Euphorie

Zélie ouvre un œil lourd. Aspirée dans le skaï poisseux d’un fauteuil défoncé, elle tente de voir entre les poignards qui lui vrillent la rétine. La musique est encore forte et les ombres dansantes nombreuses. Sur les lattes du parquet, des flaques collantes et épaisses sèchent dans l’indifférence.                                                                                                                                  Des dizaines de pieds tambourinent entre les mégots et les bouteilles vides. Zélie regarde le sol trembler, des larmes coulent, elle voudrait leur crier d’arrêter de piétiner son cerveau avec leurs échasses.

Elle peut juste bouger les yeux. Dans sa main crispée, un reste de joint.  Zélie sent sous sa langue de dix tonnes une acidité infecte. Où est passée Alix ? Elle l’a plantée au milieu de la fête, s’évadant tout en élégance. Zélie ne sait pas dire « stop » ou « non ». C’est toujours l’épouvante après l’euphorie. Ce soir tout est décuplé. Zélie essaye de se lever, mais rien ne bouge. Le mec qui lui a tendu le spliff ne lui a pas menti, elle est partie pour un trip éternel.
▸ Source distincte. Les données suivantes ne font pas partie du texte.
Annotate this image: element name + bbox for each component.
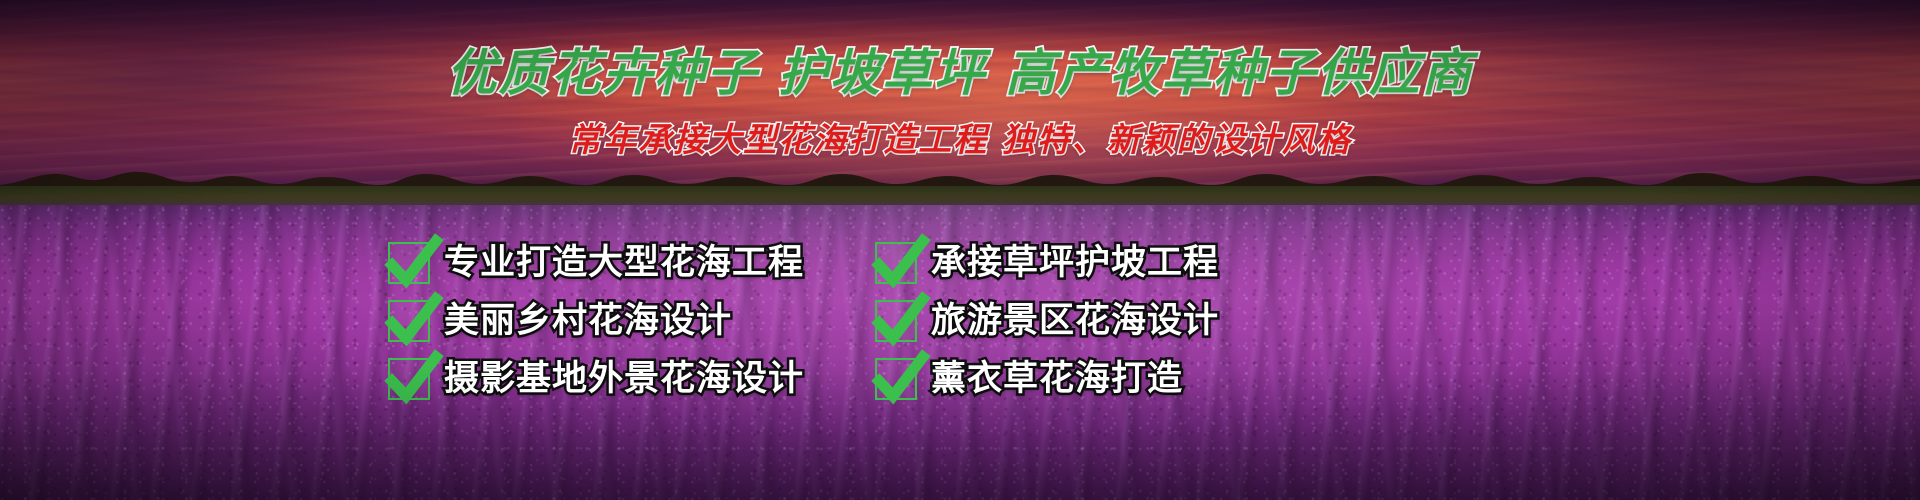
feature-label: 美丽乡村花海设计 <box>444 300 732 342</box>
feature-item: 薰衣草花海打造 <box>859 354 1329 404</box>
feature-label: 旅游景区花海设计 <box>931 300 1219 342</box>
feature-item: 美丽乡村花海设计 <box>388 296 858 346</box>
check-mark-icon <box>388 242 430 284</box>
check-mark-icon <box>388 300 430 342</box>
check-mark-icon <box>875 300 917 342</box>
check-mark-icon <box>875 242 917 284</box>
feature-label: 承接草坪护坡工程 <box>931 242 1219 284</box>
check-mark-icon <box>875 358 917 400</box>
feature-label: 专业打造大型花海工程 <box>444 242 804 284</box>
feature-label: 薰衣草花海打造 <box>931 358 1183 400</box>
feature-item: 专业打造大型花海工程 <box>388 238 858 288</box>
check-mark-icon <box>388 358 430 400</box>
promo-banner: 优质花卉种子 护坡草坪 高产牧草种子供应商 常年承接大型花海打造工程 独特、新颖… <box>0 0 1920 500</box>
banner-headline: 优质花卉种子 护坡草坪 高产牧草种子供应商 <box>0 42 1920 104</box>
feature-checklist: 专业打造大型花海工程 承接草坪护坡工程 美丽乡村花海设计 旅游景区花海设计 <box>388 238 1548 404</box>
feature-item: 摄影基地外景花海设计 <box>388 354 858 404</box>
banner-subtitle: 常年承接大型花海打造工程 独特、新颖的设计风格 <box>0 118 1920 162</box>
feature-label: 摄影基地外景花海设计 <box>444 358 804 400</box>
feature-item: 旅游景区花海设计 <box>859 296 1329 346</box>
feature-item: 承接草坪护坡工程 <box>859 238 1329 288</box>
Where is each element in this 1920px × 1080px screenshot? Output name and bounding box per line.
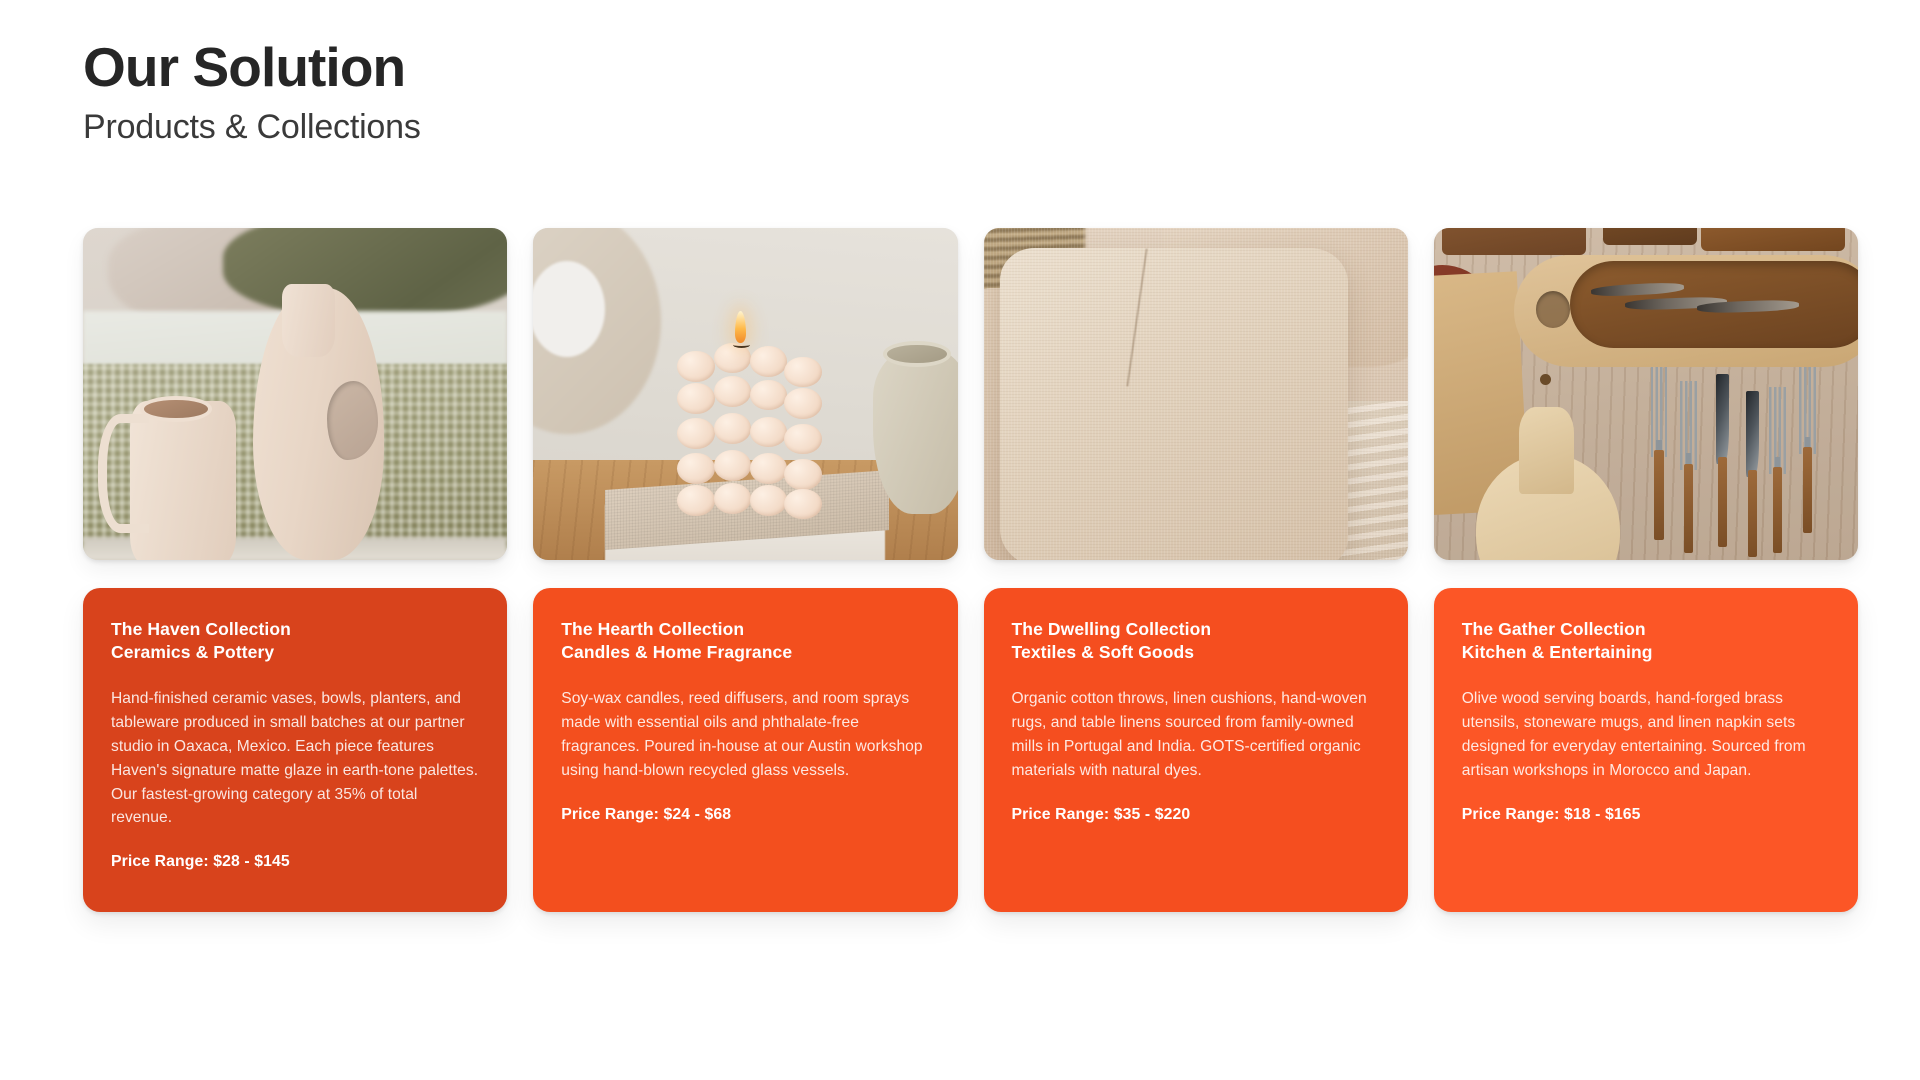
collection-card-hearth[interactable]: The Hearth Collection Candles & Home Fra…: [533, 588, 957, 912]
collection-image-candles: [533, 228, 957, 560]
collections-grid: The Haven Collection Ceramics & Pottery …: [83, 228, 1858, 912]
collection-column-dwelling: The Dwelling Collection Textiles & Soft …: [984, 228, 1408, 912]
collection-title: The Haven Collection: [111, 618, 479, 641]
collection-price-range: Price Range: $28 - $145: [111, 853, 479, 871]
collection-subtitle: Candles & Home Fragrance: [561, 641, 929, 664]
collection-description: Olive wood serving boards, hand-forged b…: [1462, 687, 1830, 782]
collection-image-ceramics: [83, 228, 507, 560]
collection-subtitle: Kitchen & Entertaining: [1462, 641, 1830, 664]
collection-title: The Dwelling Collection: [1012, 618, 1380, 641]
slide-root: Our Solution Products & Collections: [0, 0, 1920, 1080]
slide-header: Our Solution Products & Collections: [83, 38, 421, 147]
page-subtitle: Products & Collections: [83, 108, 421, 147]
collection-image-kitchen: [1434, 228, 1858, 560]
collection-column-gather: The Gather Collection Kitchen & Entertai…: [1434, 228, 1858, 912]
collection-card-gather[interactable]: The Gather Collection Kitchen & Entertai…: [1434, 588, 1858, 912]
collection-price-range: Price Range: $18 - $165: [1462, 806, 1830, 824]
page-title: Our Solution: [83, 38, 421, 97]
collection-price-range: Price Range: $24 - $68: [561, 806, 929, 824]
collection-description: Hand-finished ceramic vases, bowls, plan…: [111, 687, 479, 830]
collection-description: Soy-wax candles, reed diffusers, and roo…: [561, 687, 929, 782]
collection-column-haven: The Haven Collection Ceramics & Pottery …: [83, 228, 507, 912]
collection-description: Organic cotton throws, linen cushions, h…: [1012, 687, 1380, 782]
collection-card-dwelling[interactable]: The Dwelling Collection Textiles & Soft …: [984, 588, 1408, 912]
collection-title: The Hearth Collection: [561, 618, 929, 641]
collection-card-haven[interactable]: The Haven Collection Ceramics & Pottery …: [83, 588, 507, 912]
collection-subtitle: Textiles & Soft Goods: [1012, 641, 1380, 664]
collection-image-textiles: [984, 228, 1408, 560]
collection-subtitle: Ceramics & Pottery: [111, 641, 479, 664]
collection-column-hearth: The Hearth Collection Candles & Home Fra…: [533, 228, 957, 912]
collection-title: The Gather Collection: [1462, 618, 1830, 641]
collection-price-range: Price Range: $35 - $220: [1012, 806, 1380, 824]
Cette pièce est devenue un vortex, et elle, dans son fauteuil le regarde tourner comme une machine à laver. Elle est devenue le fauteuil, elle est devenue l’espace, et elle peut voler. Elle voit les corps s’agiter en bas, tandis qu’elle transperce le toit de la maison. Elle distingue les lueurs rouges et minuscules des cigarettes reliant les visages comme une guirlande. L’air de la nuit sent le pin et l’eau fraîche, les orages de juillet ne sont pas loin.
Zélie survole le jardin, en bas les lumières s’affolent. Elle distingue Alix, essaye de l’appeler, mais sa bouche est mousseuse, inerte.

Il y a plein de monde dans la rue, Zélie voudrait s’éloigner du vacarme. Quelqu’un lui attrape la main, ou la tire vers le bas.

–  Si vous m’entendez serrez ma main, lui dit une voix.

La voix est bleue et rouge, comme un gyrophare.

Zélie ferme un œil lourd tandis que le camion démarre.